$$ \int_0^{\pi} \sqrt{-3 \sin(x) – 3 \cos(x) + 5} ~~dx$$
I tried to use substitution:
$$ u = -3 \sin(x) -3 \cos(x) + 5 \\ du = -3 \cos(x) + 3 \sin(x) $$
But because $ ( \cos(x) )' = – \sin(x)$ it does not work that well (the signs are now flipped…)
I even tried to change the $\cos(x)$ into $\sin( x – \frac{\pi}{2} )$ but it didn't get me very far..

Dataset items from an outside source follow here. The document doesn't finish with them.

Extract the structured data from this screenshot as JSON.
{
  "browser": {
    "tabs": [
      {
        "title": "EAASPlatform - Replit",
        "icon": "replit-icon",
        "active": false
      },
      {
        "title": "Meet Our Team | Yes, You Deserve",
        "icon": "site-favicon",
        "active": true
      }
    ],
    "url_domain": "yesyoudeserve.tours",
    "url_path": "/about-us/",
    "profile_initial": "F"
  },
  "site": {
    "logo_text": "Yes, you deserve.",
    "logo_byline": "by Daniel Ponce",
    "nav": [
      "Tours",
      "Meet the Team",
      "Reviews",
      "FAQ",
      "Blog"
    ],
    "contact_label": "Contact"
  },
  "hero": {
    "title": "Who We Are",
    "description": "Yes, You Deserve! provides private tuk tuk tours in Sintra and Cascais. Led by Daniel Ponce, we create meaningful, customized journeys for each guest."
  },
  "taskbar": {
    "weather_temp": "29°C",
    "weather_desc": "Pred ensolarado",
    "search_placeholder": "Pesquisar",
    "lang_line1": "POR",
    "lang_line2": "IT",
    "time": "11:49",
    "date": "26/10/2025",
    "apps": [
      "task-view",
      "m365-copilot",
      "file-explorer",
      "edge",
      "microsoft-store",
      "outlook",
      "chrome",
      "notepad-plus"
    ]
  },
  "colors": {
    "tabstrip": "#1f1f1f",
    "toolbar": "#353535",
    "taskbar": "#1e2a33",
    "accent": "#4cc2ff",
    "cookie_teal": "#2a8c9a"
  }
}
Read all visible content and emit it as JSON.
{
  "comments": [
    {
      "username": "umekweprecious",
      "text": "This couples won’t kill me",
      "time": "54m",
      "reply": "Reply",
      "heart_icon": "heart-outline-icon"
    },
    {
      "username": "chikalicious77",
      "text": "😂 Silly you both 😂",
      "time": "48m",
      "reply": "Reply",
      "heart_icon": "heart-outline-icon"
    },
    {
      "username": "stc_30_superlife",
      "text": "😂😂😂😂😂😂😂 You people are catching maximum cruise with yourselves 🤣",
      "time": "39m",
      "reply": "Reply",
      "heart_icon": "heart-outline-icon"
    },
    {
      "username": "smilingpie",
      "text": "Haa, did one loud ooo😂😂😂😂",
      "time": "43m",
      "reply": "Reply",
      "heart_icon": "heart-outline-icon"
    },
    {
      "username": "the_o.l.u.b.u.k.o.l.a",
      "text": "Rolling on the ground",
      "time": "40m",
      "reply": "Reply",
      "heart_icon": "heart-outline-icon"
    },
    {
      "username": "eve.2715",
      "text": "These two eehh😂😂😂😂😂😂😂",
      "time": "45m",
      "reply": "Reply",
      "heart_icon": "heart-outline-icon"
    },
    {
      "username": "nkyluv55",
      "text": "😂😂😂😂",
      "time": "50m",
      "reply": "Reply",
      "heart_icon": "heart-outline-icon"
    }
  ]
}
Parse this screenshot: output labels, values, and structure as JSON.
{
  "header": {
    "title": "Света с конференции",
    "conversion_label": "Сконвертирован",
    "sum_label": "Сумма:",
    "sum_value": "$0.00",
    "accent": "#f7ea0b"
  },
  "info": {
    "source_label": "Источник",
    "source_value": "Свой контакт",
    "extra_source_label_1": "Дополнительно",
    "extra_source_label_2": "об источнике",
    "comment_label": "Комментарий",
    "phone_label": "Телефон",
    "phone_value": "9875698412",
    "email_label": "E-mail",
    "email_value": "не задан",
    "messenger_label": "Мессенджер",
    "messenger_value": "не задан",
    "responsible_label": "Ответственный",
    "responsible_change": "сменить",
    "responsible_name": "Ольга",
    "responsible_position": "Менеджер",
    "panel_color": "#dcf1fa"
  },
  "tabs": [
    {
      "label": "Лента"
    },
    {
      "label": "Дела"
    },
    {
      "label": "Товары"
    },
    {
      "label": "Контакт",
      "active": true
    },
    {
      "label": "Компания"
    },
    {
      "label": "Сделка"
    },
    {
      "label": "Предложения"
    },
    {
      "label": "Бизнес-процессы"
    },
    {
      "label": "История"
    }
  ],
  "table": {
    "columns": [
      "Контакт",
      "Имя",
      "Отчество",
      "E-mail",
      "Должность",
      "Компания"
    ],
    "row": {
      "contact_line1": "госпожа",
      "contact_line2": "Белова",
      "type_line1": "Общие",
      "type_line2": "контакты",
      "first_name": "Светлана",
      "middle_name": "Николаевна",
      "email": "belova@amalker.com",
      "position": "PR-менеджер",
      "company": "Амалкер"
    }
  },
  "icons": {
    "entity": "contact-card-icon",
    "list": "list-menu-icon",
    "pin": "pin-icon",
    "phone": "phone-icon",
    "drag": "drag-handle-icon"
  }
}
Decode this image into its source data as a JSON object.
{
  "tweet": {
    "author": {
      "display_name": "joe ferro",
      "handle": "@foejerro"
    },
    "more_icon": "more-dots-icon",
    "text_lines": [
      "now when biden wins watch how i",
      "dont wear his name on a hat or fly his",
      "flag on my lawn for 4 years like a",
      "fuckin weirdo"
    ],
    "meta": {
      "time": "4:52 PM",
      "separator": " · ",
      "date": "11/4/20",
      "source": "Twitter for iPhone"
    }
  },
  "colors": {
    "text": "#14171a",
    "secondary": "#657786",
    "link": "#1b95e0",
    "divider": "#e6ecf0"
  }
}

I also tried using this online tool: https://www.integral-calculator.com/
And it couldn't find the anti-derivative, but only gave the answer of:
$$ \approx 5.1363$$
I would appreciate your help, really any way possible to solve this ugly question would be appreciated! Thank you very much!
Best Answer
Similar to @Andrew's comment make $$\sin(x)+\cos(x)=\sqrt{2} \cos \left(x-\frac{\pi }{4}\right)=\sqrt{2} \left(1-2 \sin ^2\left(\frac{x }{2}-\frac{\pi}{8}\right)\right)$$ This makes $$5-3\sin(x)-3\cos(x)=(5-3 \sqrt{2})+6 \sqrt{2} \sin ^2\left(\frac{x}{2}-\frac{\pi }{8}\right)$$ $$\sqrt{5-3\sin(x)-3\cos(x)}=a\,\sqrt{1+k\sin ^2\left(\frac{x}{2}-\frac{\pi }{8}\right)}$$ with $$a=\sqrt{5-3 \sqrt{2}}\qquad \text{and}\qquad k=\frac{6(6+5 \sqrt{2})}{7} $$
Now, let $\frac{x}{2}-\frac{\pi }{8}=t$ that is to say $x=2t+\frac{\pi }{4}$ to make the antiderivative $$I=2a \int \sqrt{1+k \sin^2 (t)}\,dt =2a\,E(t|-k)$$ where appears the elliptic integral on fthe first kind.
Back to $x$, $a$ and $k$, using the bounds and simplifying, we the have
$$\color{red}{\int_0^{\pi} \sqrt{5-3 \sin(x) - 3 \cos(x) }\,dx =}$$ $$\color{red}{2 \sqrt{5-3 \sqrt{2}} \left(E\left(\frac{\pi }{8}|-\frac{6\left(6+5 \sqrt{2}\right)}{7} \right)+E\left(\frac{3 \pi }{8}|-\frac{6\left(6+5 \sqrt{2}\right)}{7} \right)\right)}$$ which is $$5.1363328412422184497730638111478712316615873410060$$